All of China’s big four state-owned banks have posted second quarter profits ahead of consensus estimates, as an ongoing regulatory crackdown raises interbank funding costs and widens net interest margins.
The latest figures from the China Banking Regulatory Commission indicate that banking sector profits saw a year-on-year increase of 7.9% in the first half of 2017.
Out of China’s big four banks ICBC led second-quarter net income in terms of scale at 77.2 billion yuan, as compared to 75.45 billion yuan for the same period last year, followed by China Construction Bank, with net earnings of 68.33 billion yuan as compared to 65.99 billion yuan a year previously.
Bank of China came in third place, with second quarter net income of 57.04 billion yuan as compared to 46.42 billion yuan for the second quarter of 2016, while Agricultural Bank of China’s figures were 52.9 billion yuan and 50.46 billion yuan respectively.

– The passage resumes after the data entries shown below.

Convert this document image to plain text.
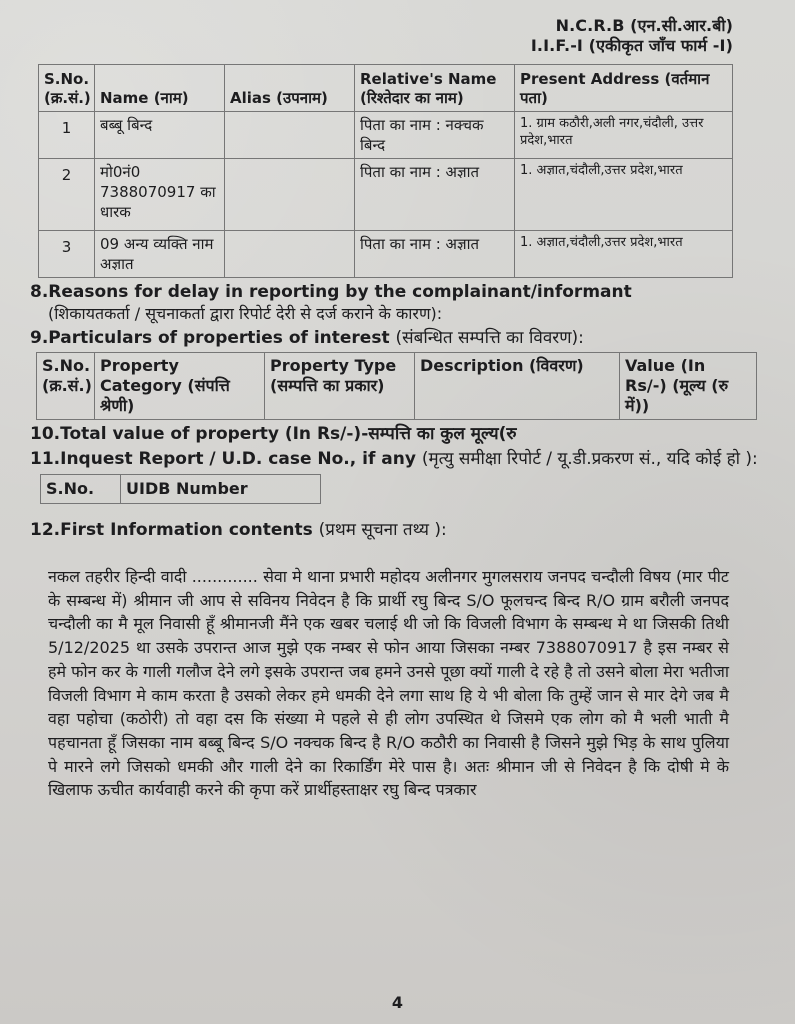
N.C.R.B (एन.सी.आर.बी)
I.I.F.-I (एकीकृत जाँच फार्म -I)
S.No. (क्र.सं.)	Name (नाम)	Alias (उपनाम)	Relative's Name (रिश्तेदार का नाम)	Present Address (वर्तमान पता)
1	बब्बू बिन्द		पिता का नाम : नक्चक बिन्द	1. ग्राम कठौरी,अली नगर,चंदौली, उत्तर प्रदेश,भारत
2	मो0नं0 7388070917 का धारक		पिता का नाम : अज्ञात	1. अज्ञात,चंदौली,उत्तर प्रदेश,भारत
3	09 अन्य व्यक्ति नाम अज्ञात		पिता का नाम : अज्ञात	1. अज्ञात,चंदौली,उत्तर प्रदेश,भारत
8.Reasons for delay in reporting by the complainant/informant
(शिकायतकर्ता / सूचनाकर्ता द्वारा रिपोर्ट देरी से दर्ज कराने के कारण):
9.Particulars of properties of interest (संबन्धित सम्पत्ति का विवरण):
S.No. (क्र.सं.)	Property Category (संपत्ति श्रेणी)	Property Type (सम्पत्ति का प्रकार)	Description (विवरण)	Value (In Rs/-) (मूल्य (रु में))
10.Total value of property (In Rs/-)-सम्पत्ति का कुल मूल्य(रु
11.Inquest Report / U.D. case No., if any (मृत्यु समीक्षा रिपोर्ट / यू.डी.प्रकरण सं., यदि कोई हो ):
S.No.	UIDB Number
12.First Information contents (प्रथम सूचना तथ्य ):
नकल तहरीर हिन्दी वादी ............. सेवा मे थाना प्रभारी महोदय अलीनगर मुगलसराय जनपद चन्दौली विषय (मार पीट के सम्बन्ध में) श्रीमान जी आप से सविनय निवेदन है कि प्रार्थी रघु बिन्द S/O फूलचन्द बिन्द R/O ग्राम बरौली जनपद चन्दौली का मै मूल निवासी हूँ श्रीमानजी मैंने एक खबर चलाई थी जो कि विजली विभाग के सम्बन्ध मे था जिसकी तिथी 5/12/2025 था उसके उपरान्त आज मुझे एक नम्बर से फोन आया जिसका नम्बर 7388070917 है इस नम्बर से हमे फोन कर के गाली गलौज देने लगे इसके उपरान्त जब हमने उनसे पूछा क्यों गाली दे रहे है तो उसने बोला मेरा भतीजा विजली विभाग मे काम करता है उसको लेकर हमे धमकी देने लगा साथ हि ये भी बोला कि तुम्हें जान से मार देगे जब मै वहा पहोचा (कठोरी) तो वहा दस कि संख्या मे पहले से ही लोग उपस्थित थे जिसमे एक लोग को मै भली भाती मै पहचानता हूँ जिसका नाम बब्बू बिन्द S/O नक्चक बिन्द है R/O कठौरी का निवासी है जिसने मुझे भिड़ के साथ पुलिया पे मारने लगे जिसको धमकी और गाली देने का रिकार्डिंग मेरे पास है। अतः श्रीमान जी से निवेदन है कि दोषी मे के खिलाफ ऊचीत कार्यवाही करने की कृपा करें प्रार्थीहस्ताक्षर रघु बिन्द पत्रकार
4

The substantial year-on-year profit increase arrives amidst a concerted crackdown on the finance sector by Chinese regulators, as well as an ongoing deleveraging campaign aimed at combating shadow banking and reducing systemic risk.
The financial crackdown may have abetted the performance of the Big Four banks by tightening liquidity on the interbank market, pushing the cost of funds to their highest levels in two years, and widening net interest margins for well-positioned lenders.
ICBC’s net interest margin increased to 2.16% by the end of the first half from 2.12% in March, while for Bank of China NIM rose to 1.88% from 1.8% across the same period, and CCB’s margin increased to 2.14% from 2.13%.
The financial crackdown may have also boosted the performance of the big four banks – who jointly control 40% of Chinese deposits and possess a vast network of branches, by curbing shadow banking and increasing demand for conventional loans.
Central bank data indicates that a record-breaking 8.2 trillion yuan in new loans were extended across the first half for a year-on-year increase of 12%, as regulatory measures stymied key segments of the shadow banking sector such as interbank certificates of deposit and wealth management products.
CBRC data further indicates that non-performing loan levels have remained stable across the banking sector for three consecutive quarters, while all four of the big four banks posted declines in their NPL ratios across the first half.
Bank of China saw a decline to 1.38% in June from 1.46% in December, while ICBC reduced its NPL ratio to 1.57% from 1.62% across the same period.
ABC saw its NPL ratio fall to 2.19% from 2.37%, while for CCB the ratio edged lower to 1.51% from 1.52%.